Dr. Martin Luther King, Jr. was jailed 29 times, stabbed just below his heart in one failed assassination attempt, his home was bombed, he was assaulted countless times, trolled by the FBI and ultimately, assassinated. Life—and death—for Dr. King was nothing if not uncomfortable.

But how does one choose to live under the constant threat of harm to life and limb?

Dr. King understood that discomfort was fundamental in advancing our American discourse. Dr. King was willing to sacrifice his own comfort to steer America through its minefield of racial dysfunction and emotional discomfort.

Today, the Urban League movement is the most efficient network for transforming American frustration and discomfort around race into actionable change, and the reasons are several:

First, in nearly every community that has struggled under the crushing weight of headline-grabbing, present-day, race-based unrest, a National Urban League affiliate has been on the ground. Affiliates are always a key part, if not a leader, in any community coalition that brings meaningful solutions to the issue of race.

Second, our century-old, national, professional civil rights affiliate network provides for almost immediate, real-time data and strategy sharing, and feedback looping among affiliates and partners.  J. Howard Henderson and Michael McMillan, respectively the CEOs of the Baltimore and St. Louis Urban League affiliates, began sharing lessons learned after the deaths of Freddie Gray and Michael Brown—both during the ensuing civil unrest, and after each critical step in supporting those communities. In turn, the National Urban League and affiliates around the nation mobilized to support both organizations, even committing to host the National Urban League Conference in both communities. The result was palpable. McMillan launched a $1.5 million job-training center in Ferguson to provide sustainable change.
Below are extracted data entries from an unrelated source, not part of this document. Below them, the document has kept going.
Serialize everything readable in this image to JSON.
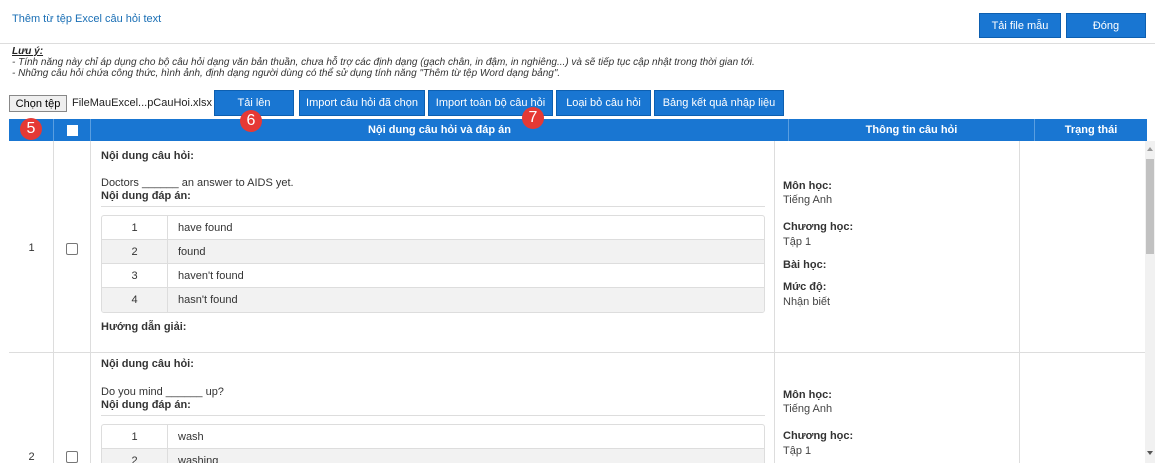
{
  "header": {
    "title": "Thêm từ tệp Excel câu hỏi text",
    "sample_button": "Tải file mẫu",
    "close_button": "Đóng"
  },
  "note": {
    "title": "Lưu ý:",
    "line1": "- Tính năng này chỉ áp dụng cho bộ câu hỏi dạng văn bản thuần, chưa hỗ trợ các định dạng (gạch chân, in đậm, in nghiêng...) và sẽ tiếp tục cập nhật trong thời gian tới.",
    "line2": "- Những câu hỏi chứa công thức, hình ảnh, định dạng người dùng có thể sử dụng tính năng \"Thêm từ tệp Word dạng bảng\"."
  },
  "toolbar": {
    "choose_file": "Chọn tệp",
    "file_name": "FileMauExcel...pCauHoi.xlsx",
    "upload": "Tải lên",
    "import_selected": "Import câu hỏi đã chọn",
    "import_all": "Import toàn bộ câu hỏi",
    "remove": "Loại bỏ câu hỏi",
    "result_table": "Bảng kết quả nhập liệu"
  },
  "markers": {
    "m5": "5",
    "m6": "6",
    "m7": "7"
  },
  "table": {
    "col_content": "Nội dung câu hỏi và đáp án",
    "col_info": "Thông tin câu hỏi",
    "col_status": "Trạng thái"
  },
  "labels": {
    "question": "Nội dung câu hỏi:",
    "answers": "Nội dung đáp án:",
    "guide": "Hướng dẫn giải:",
    "subject": "Môn học:",
    "chapter": "Chương học:",
    "lesson": "Bài học:",
    "level": "Mức độ:"
  },
  "rows": [
    {
      "stt": "1",
      "question": "Doctors ______ an answer to AIDS yet.",
      "answers": [
        {
          "num": "1",
          "text": "have found"
        },
        {
          "num": "2",
          "text": "found"
        },
        {
          "num": "3",
          "text": "haven't found"
        },
        {
          "num": "4",
          "text": "hasn't found"
        }
      ],
      "subject": "Tiếng Anh",
      "chapter": "Tập 1",
      "level": "Nhận biết"
    },
    {
      "stt": "2",
      "question": "Do you mind ______ up?",
      "answers": [
        {
          "num": "1",
          "text": "wash"
        },
        {
          "num": "2",
          "text": "washing"
        }
      ],
      "subject": "Tiếng Anh",
      "chapter": "Tập 1"
    }
  ],
  "colors": {
    "primary": "#1976d2",
    "marker": "#e53935",
    "title": "#1a6fb5"
  }
}
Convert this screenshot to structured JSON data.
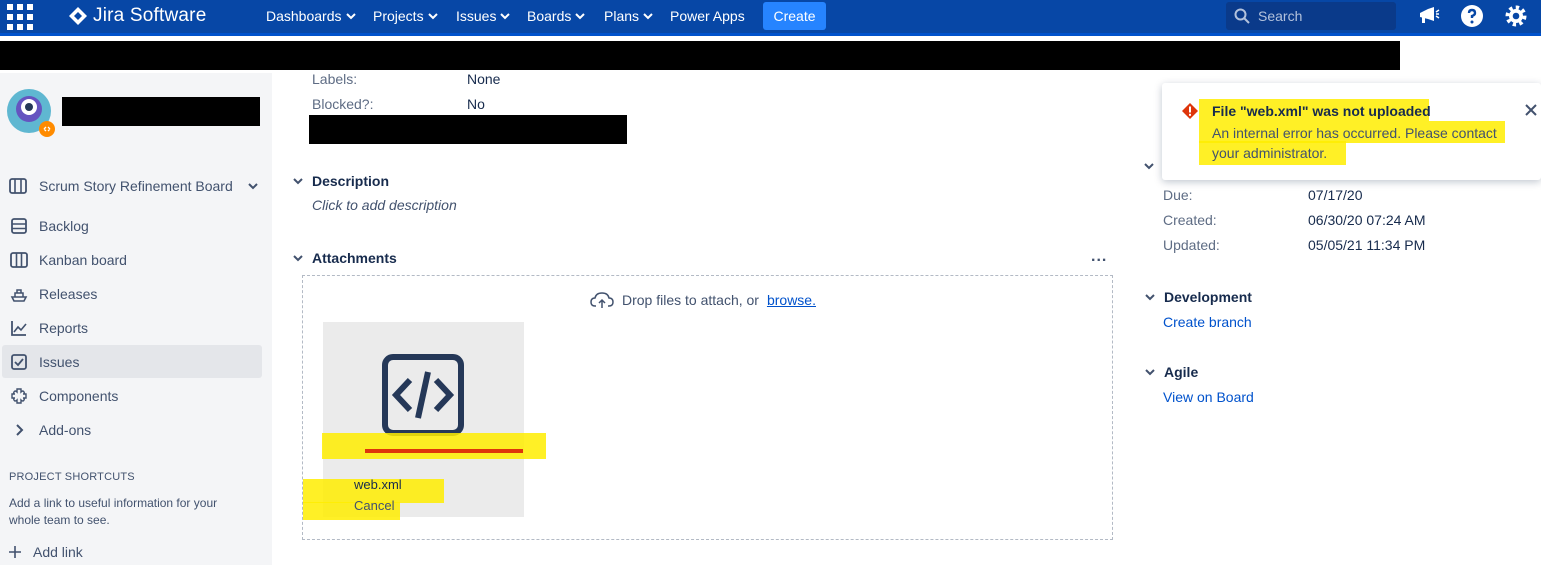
{
  "topnav": {
    "app_name": "Jira Software",
    "items": [
      {
        "label": "Dashboards"
      },
      {
        "label": "Projects"
      },
      {
        "label": "Issues"
      },
      {
        "label": "Boards"
      },
      {
        "label": "Plans"
      },
      {
        "label": "Power Apps"
      }
    ],
    "create_label": "Create",
    "search_placeholder": "Search",
    "colors": {
      "nav_bg": "#0747a6",
      "create_bg": "#2684ff"
    }
  },
  "sidebar": {
    "board_selector": "Scrum Story Refinement Board",
    "items": [
      {
        "label": "Backlog",
        "icon": "backlog-icon"
      },
      {
        "label": "Kanban board",
        "icon": "kanban-board-icon"
      },
      {
        "label": "Releases",
        "icon": "releases-icon"
      },
      {
        "label": "Reports",
        "icon": "reports-icon"
      },
      {
        "label": "Issues",
        "icon": "issues-icon",
        "active": true
      },
      {
        "label": "Components",
        "icon": "components-icon"
      },
      {
        "label": "Add-ons",
        "icon": "chevron-right-icon"
      }
    ],
    "shortcuts_heading": "PROJECT SHORTCUTS",
    "shortcuts_desc": "Add a link to useful information for your whole team to see.",
    "add_link": "Add link"
  },
  "details": {
    "fields": [
      {
        "label": "Labels:",
        "value": "None"
      },
      {
        "label": "Blocked?:",
        "value": "No"
      }
    ]
  },
  "description": {
    "heading": "Description",
    "placeholder": "Click to add description"
  },
  "attachments": {
    "heading": "Attachments",
    "more": "...",
    "drop_text": "Drop files to attach, or",
    "browse_link": "browse.",
    "file": {
      "name": "web.xml",
      "cancel": "Cancel",
      "icon": "code-file-icon"
    }
  },
  "dates": [
    {
      "label": "Due:",
      "value": "07/17/20"
    },
    {
      "label": "Created:",
      "value": "06/30/20 07:24 AM"
    },
    {
      "label": "Updated:",
      "value": "05/05/21 11:34 PM"
    }
  ],
  "development": {
    "heading": "Development",
    "link": "Create branch"
  },
  "agile": {
    "heading": "Agile",
    "link": "View on Board"
  },
  "flag": {
    "title": "File \"web.xml\" was not uploaded",
    "body": "An internal error has occurred. Please contact your administrator.",
    "color_error": "#de350b",
    "color_highlight": "#ffed00"
  }
}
And it has been reported that the National Urban League Conference produced as much as $4.2 million in economic impact and investment in Baltimore.

Third, and perhaps most important, Henderson and McMillan, and leaders like them in the Urban League movement, have shared and explained how Freddie Gray and Michael Brown’s lives could have been saved in the first place. The lessons learned from that 20/20 hindsight vision allowed the Winston-Salem Urban League to take preemptive action.

We organized the Black & Blue Town Halls during the summer of 2016. In short, we put discomfort front and center to save lives. We asserted—with community leaders, the police department, funders and the corporate community—that if we addressed the present, relatively mild discomfort in our communities head on, we could avoid the greater discomfort suffered in communities like Ferguson and Baltimore. To their credit, our community listened and organized. Nearly 200 people turned out for three town halls designed to examine the relationship between the Black community and the police department. We are now turning the feedback from those events into actionable policy.

During that hot summer of 2016, we believe our Black and Blue Town Halls played a role in ensuring that no lives were lost to poor policing practices. Our success owes a debt to the structure of an Urban League movement that recognizes that empowering communities requires us to sacrifice our own comfort and channel the discomfort of our communities toward social justice.